Les agressions d'élus en 2025, à un niveau équivalent à celui de l'année 2024
Les agressions d'élus ont baissé de 0,9% en 2025 avec 2.478 faits recensés, soit à un niveau quasi équivalent à celui de 2024, selon le rapport du Centre d'analyse et de lutte contre les atteintes aux élus (Calaé) présenté mardi à Laurent Nuñez qui s'est ému de cette violence "de plus en plus décomplexée" .
Venu ouvrir la commission plénière du Calaé à Beauvau, le ministre de l'Intérieur a évoqué la campagne municipale de mars dernier, la qualifiant de "difficile" avec "une explosion des atteintes".
"Avec les élections municipales, on a enregistré depuis le début de l'année 1.800 atteintes contre 1.000 sur la même période de l'année dernière", a-t-il annoncé.
"Rien que sur la période des élections (période préélectorale six avant le scrutin, ndlr), on est à 1.300 atteintes", a ajouté. Selon les données du Calaé, comparées à la même période de 2020, ces atteintes ont plus que doublé (+117%).
En 2024, les agressions d'élus avaient baissé de 9,3% avec 2.501 faits recensés, soit 48 par semaine, principalement à l'encontre des maires et conseillers municipaux. Cette baisse était intervenue après une hausse de 13,5% en 2023.
En 2025, comme l'année précédente, la majorité des atteintes concerne des menaces ou des outrages (68%). En 2025, ces atteintes ont été commises dans 27% des cas par voie cyber (24% en 2024).
Les élus les plus touchés sont en majorité des maires (65% des victimes), les adjoints et les conseillers municipaux représentent 19% des victimes et les les parlementaires 13% (12% pour les députés, 1% pour les sénateurs).

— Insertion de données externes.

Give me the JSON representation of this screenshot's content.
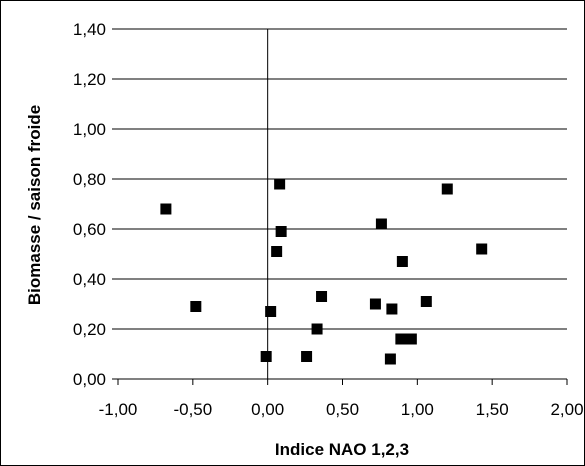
{
  "chart_data": {
    "type": "scatter",
    "xlabel": "Indice NAO 1,2,3",
    "ylabel": "Biomasse / saison froide",
    "xlim": [
      -1.0,
      2.0
    ],
    "ylim": [
      0.0,
      1.4
    ],
    "x_ticks": [
      "-1,00",
      "-0,50",
      "0,00",
      "0,50",
      "1,00",
      "1,50",
      "2,00"
    ],
    "y_ticks": [
      "0,00",
      "0,20",
      "0,40",
      "0,60",
      "0,80",
      "1,00",
      "1,20",
      "1,40"
    ],
    "grid": "horizontal",
    "marker": "square",
    "marker_color": "#000000",
    "points": [
      {
        "x": -0.68,
        "y": 0.68
      },
      {
        "x": -0.48,
        "y": 0.29
      },
      {
        "x": -0.01,
        "y": 0.09
      },
      {
        "x": 0.02,
        "y": 0.27
      },
      {
        "x": 0.06,
        "y": 0.51
      },
      {
        "x": 0.08,
        "y": 0.78
      },
      {
        "x": 0.09,
        "y": 0.59
      },
      {
        "x": 0.26,
        "y": 0.09
      },
      {
        "x": 0.33,
        "y": 0.2
      },
      {
        "x": 0.36,
        "y": 0.33
      },
      {
        "x": 0.72,
        "y": 0.3
      },
      {
        "x": 0.76,
        "y": 0.62
      },
      {
        "x": 0.82,
        "y": 0.08
      },
      {
        "x": 0.83,
        "y": 0.28
      },
      {
        "x": 0.89,
        "y": 0.16
      },
      {
        "x": 0.9,
        "y": 0.47
      },
      {
        "x": 0.96,
        "y": 0.16
      },
      {
        "x": 1.06,
        "y": 0.31
      },
      {
        "x": 1.2,
        "y": 0.76
      },
      {
        "x": 1.43,
        "y": 0.52
      }
    ]
  }
}
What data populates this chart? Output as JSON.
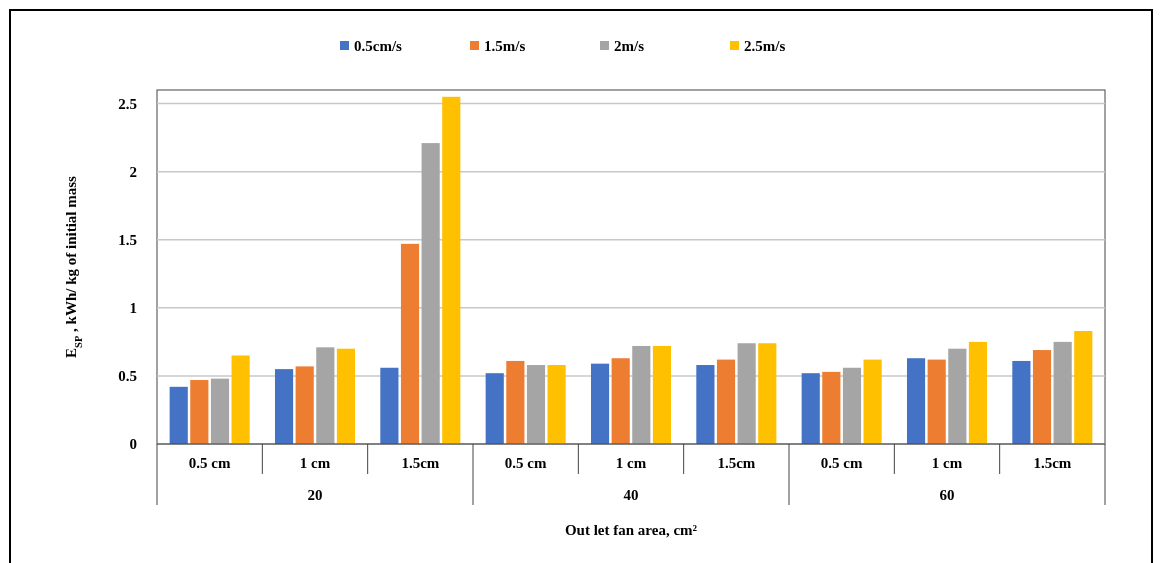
{
  "chart_data": {
    "type": "bar",
    "xlabel": "Out let fan area, cm²",
    "ylabel": "E$_{SP}$ , kWh/ kg of initial mass",
    "categories": [
      "0.5 cm",
      "1 cm",
      "1.5cm",
      "0.5 cm",
      "1 cm",
      "1.5cm",
      "0.5 cm",
      "1 cm",
      "1.5cm"
    ],
    "annotations": [
      "20",
      "40",
      "60"
    ],
    "series": [
      {
        "name": "0.5cm/s",
        "color": "#4472c4",
        "values": [
          0.42,
          0.55,
          0.56,
          0.52,
          0.59,
          0.58,
          0.52,
          0.63,
          0.61
        ]
      },
      {
        "name": "1.5m/s",
        "color": "#ed7d31",
        "values": [
          0.47,
          0.57,
          1.47,
          0.61,
          0.63,
          0.62,
          0.53,
          0.62,
          0.69
        ]
      },
      {
        "name": "2m/s",
        "color": "#a5a5a5",
        "values": [
          0.48,
          0.71,
          2.21,
          0.58,
          0.72,
          0.74,
          0.56,
          0.7,
          0.75
        ]
      },
      {
        "name": "2.5m/s",
        "color": "#ffc000",
        "values": [
          0.65,
          0.7,
          2.55,
          0.58,
          0.72,
          0.74,
          0.62,
          0.75,
          0.83
        ]
      }
    ],
    "ylim": [
      0,
      2.6
    ],
    "yticks": [
      0,
      0.5,
      1,
      1.5,
      2,
      2.5
    ],
    "grid": "y",
    "legend": "top"
  }
}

Au total, 84% des atteintes ont été commises en 2025 à l'encontre d'un membre d'un exécutif local (77% en 2023, 82% en 2024). Cette tendance, selon le Calaé "peut s'expliquer par le volume de maires dans le nombre d'élus et par le fait que le maire demeure le représentant de l'autorité le plus identifié par les citoyens".
"Le maire, c'est celui qui est à portée de réprimande et parfois malheureusement de violences physiques", a déploré le ministre.
Créé en mai 2023 sous l'égide du ministère de l'Intérieur, le Calaé a pour mission de compiler et d'analyser les données, d'anticiper les réponses et d'accompagner les élus victimes.
Pour aider les élus, le Calaé a mis au point un "pack de sécurité" leur permettant notamment de mieux signaler les atteintes et de proposer des actions de prévention (diagnostic de sécurité d'une mairie, du domicile du maire, etc.).
Depuis, le dispositif a été complété avec notamment le déploiement de "boutons d'alerte" et la création d'un réseau de 3.400 référents "atteintes aux élus" au sein des forces de l'ordre.